Tropical Storm Warning
A tropical storm warning is in effect for all of metro Atlanta through 11 a.m. Thursday morning.
This warning means that tropical storm conditions are expected, which include heavy rain and sustained winds of at least 39 miles per hour. We will see wind gusts up to 70 mph.
Zeta made its first landfall along the northeast coast of the Yucatan peninsula early Tuesday morning as a hurricane.
Zeta made a second landfall over the Southeastern Louisiana coast Wednesday around 4pm. Zeta was a strong Category 2 hurricane with 110mph winds when it made landfall.
Zeta will now move quickly through the southeastern United States, moving over North Georgia early Thursday morning.
Metro Atlanta Timeline
Dangerous weather conditions are expected in metro Atlanta as the center of Zeta passes near North Georgia. Here's what you can expect:
Heavy rain and strong winds between 3-8 AM Thursday morning in metro Atlanta.
Heavy rain moving out of metro Atlanta. Scattered showers throughout the day.
Zeta will bring strong winds to North Georgia Thursday morning. Some of us could see Tropical Storm force winds, especially in West Georgia as Zeta approaches. During the morning Thursday, we could see sustained winds of 20mph - 40 mph, with gusts up to 70mph.
The strong winds combined with the saturated soil could cause trees and power lines to come down.
The strongest winds will be from 4AM to 10AM Thursday.
Flash Flood Watch
A flash flood watch is in effect this morning.
The watch -- which means flash flooding is possible -- includes all of metro Atlanta.
Our latest models show 1 to 3 inches of rain is possible early Thursday northwest of I-85.

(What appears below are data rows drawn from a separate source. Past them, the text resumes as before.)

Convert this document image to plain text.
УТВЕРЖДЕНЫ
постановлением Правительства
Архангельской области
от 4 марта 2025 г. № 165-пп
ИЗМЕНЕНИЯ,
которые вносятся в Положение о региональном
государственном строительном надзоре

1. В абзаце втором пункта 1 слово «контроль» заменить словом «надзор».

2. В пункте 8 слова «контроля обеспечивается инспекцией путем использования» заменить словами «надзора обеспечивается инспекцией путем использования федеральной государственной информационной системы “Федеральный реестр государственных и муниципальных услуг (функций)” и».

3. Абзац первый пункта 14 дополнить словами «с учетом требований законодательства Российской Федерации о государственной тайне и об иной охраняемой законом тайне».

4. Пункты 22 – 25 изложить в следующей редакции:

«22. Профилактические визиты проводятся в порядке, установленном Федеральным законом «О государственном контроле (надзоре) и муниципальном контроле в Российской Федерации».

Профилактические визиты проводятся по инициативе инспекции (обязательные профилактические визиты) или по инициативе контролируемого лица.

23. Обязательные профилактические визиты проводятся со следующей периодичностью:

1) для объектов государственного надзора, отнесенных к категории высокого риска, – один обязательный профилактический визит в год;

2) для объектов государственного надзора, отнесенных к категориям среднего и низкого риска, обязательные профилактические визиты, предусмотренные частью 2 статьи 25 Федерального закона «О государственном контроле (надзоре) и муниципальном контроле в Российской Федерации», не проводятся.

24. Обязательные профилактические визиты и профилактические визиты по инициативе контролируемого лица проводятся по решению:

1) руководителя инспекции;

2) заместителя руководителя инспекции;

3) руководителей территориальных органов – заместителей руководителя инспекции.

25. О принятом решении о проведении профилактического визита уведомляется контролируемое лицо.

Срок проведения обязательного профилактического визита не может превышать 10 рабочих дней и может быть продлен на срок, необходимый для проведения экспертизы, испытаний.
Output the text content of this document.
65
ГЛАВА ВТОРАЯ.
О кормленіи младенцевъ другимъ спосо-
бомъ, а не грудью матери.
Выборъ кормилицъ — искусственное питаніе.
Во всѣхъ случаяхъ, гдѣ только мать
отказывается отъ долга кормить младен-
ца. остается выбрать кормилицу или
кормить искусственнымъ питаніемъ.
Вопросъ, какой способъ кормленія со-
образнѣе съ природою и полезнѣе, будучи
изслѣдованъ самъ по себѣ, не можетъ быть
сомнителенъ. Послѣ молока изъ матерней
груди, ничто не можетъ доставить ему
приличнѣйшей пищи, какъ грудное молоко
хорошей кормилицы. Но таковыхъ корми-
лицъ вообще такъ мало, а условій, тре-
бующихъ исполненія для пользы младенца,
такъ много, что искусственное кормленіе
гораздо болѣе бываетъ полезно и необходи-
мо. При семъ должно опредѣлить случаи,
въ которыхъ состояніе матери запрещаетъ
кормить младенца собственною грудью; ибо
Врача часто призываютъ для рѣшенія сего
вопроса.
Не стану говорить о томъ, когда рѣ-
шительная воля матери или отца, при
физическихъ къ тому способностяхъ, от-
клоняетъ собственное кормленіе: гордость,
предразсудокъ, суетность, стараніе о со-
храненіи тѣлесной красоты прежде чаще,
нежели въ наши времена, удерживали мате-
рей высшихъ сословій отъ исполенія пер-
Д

Atlanta is almost 20 inches above average on rain for the year.
We have seen 27 named storms this Atlantic hurricane season, which is just one storm shy of tying the record of 28 named storms from 2005.
Of the 27 named storms, 11 storms have become hurricanes with four major hurricanes in a season that has been above average.
The peak of hurricane season was Sept. 10, and the end of hurricane season is Nov. 30.